About: Maxilla is a research topic. Over the lifetime, 1685 publications have been published within this topic receiving 32761 citations. The topic is also known as: upper jaw & upper jawbone.
TL;DR: Significantly better jawbone characteristics at the time of implant surgery were considered to contribute to the better cumulative success rates in the mandibles.
Abstract: This report presents the results of a 5-year prospective multicenter study including nine centers worldwide. A total of 30 patients received 117 Branemark implants in the maxillae, and 103 patients received 393 implants in the mandibles. According to the protocol, all integrated maxillary implants were to be loaded; however, only two of four mandibular implants were planned for support of the overdentures, leaving the remaining implants covered by mucosa as backup for possible implant failures.
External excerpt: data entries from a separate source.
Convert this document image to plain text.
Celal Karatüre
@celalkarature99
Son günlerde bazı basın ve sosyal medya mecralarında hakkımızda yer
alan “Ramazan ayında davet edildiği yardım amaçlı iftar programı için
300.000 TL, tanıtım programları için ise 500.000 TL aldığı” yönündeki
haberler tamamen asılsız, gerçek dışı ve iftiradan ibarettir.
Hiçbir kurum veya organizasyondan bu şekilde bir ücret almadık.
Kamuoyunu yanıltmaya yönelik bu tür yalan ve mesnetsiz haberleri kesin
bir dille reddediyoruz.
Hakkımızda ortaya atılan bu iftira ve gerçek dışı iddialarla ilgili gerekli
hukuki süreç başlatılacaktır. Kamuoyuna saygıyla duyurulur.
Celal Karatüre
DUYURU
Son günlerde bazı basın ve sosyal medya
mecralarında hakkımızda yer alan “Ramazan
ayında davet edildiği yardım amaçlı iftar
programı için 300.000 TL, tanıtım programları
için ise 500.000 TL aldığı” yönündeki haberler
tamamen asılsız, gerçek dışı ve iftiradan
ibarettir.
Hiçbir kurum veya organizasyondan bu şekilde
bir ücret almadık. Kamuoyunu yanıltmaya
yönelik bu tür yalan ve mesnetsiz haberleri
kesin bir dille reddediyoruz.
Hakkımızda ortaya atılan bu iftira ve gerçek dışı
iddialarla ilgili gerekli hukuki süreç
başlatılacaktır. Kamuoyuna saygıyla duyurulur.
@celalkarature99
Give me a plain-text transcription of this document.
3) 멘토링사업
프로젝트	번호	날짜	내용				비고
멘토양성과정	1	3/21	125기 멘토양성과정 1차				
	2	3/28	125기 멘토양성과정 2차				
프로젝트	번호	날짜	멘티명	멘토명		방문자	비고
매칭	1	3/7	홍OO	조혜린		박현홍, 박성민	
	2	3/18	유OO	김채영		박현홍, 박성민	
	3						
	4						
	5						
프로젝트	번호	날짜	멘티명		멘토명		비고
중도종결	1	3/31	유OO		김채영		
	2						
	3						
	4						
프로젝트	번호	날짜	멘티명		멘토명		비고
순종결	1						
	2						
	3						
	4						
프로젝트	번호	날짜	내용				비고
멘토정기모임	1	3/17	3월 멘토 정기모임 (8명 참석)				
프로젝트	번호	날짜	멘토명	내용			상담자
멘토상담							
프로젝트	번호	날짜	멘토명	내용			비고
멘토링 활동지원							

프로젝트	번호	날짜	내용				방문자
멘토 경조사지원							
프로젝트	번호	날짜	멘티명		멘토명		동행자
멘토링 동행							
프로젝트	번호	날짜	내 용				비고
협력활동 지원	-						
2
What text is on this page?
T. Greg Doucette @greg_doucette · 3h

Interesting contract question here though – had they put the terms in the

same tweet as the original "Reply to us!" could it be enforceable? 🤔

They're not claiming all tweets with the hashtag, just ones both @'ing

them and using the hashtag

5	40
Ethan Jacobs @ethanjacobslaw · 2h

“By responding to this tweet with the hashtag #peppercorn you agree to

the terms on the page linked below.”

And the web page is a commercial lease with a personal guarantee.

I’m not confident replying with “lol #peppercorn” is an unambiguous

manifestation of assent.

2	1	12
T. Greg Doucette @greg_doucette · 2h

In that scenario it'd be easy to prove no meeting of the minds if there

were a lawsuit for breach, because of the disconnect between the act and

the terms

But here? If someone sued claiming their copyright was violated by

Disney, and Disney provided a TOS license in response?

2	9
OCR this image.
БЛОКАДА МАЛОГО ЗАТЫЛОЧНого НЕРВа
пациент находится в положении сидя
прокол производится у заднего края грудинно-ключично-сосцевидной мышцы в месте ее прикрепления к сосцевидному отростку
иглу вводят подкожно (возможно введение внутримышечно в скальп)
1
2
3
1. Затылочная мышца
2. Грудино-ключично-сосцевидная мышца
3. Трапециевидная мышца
Thirty-five patients (26.3%) who were provided with 127 implants (24.9%) were withdrawn from the study. Six patients treated in the maxilla lost all their implants and resumed wearing complete dentures. The cumulative success rates for implants and for overdentures supported by two implants in the edentulous mandible were 94.5% and 100%, respectively. The corresponding cumulative success rates for implants and for overdentures supported by an optimal number of implants in the maxilla were 72.4% and 77.9%, respectively. Significantly better jawbone characteristics at the time of implant surgery were considered to contribute to the better cumulative success rates in the mandibles. Mean marginal bone loss was 0.8 mm (SD 0.8) and 0.5 mm (SD 0.8) for loaded implants during a 5-year period of time in the maxillae and mandibles, respectively. Measurements of the clinical height of the abutment cylinders indicated a mean recession (0.2 mm) of peri-implant mucosa during the follow-up period in the mandibles. Conversely, hyperplasia was observed in the maxillae.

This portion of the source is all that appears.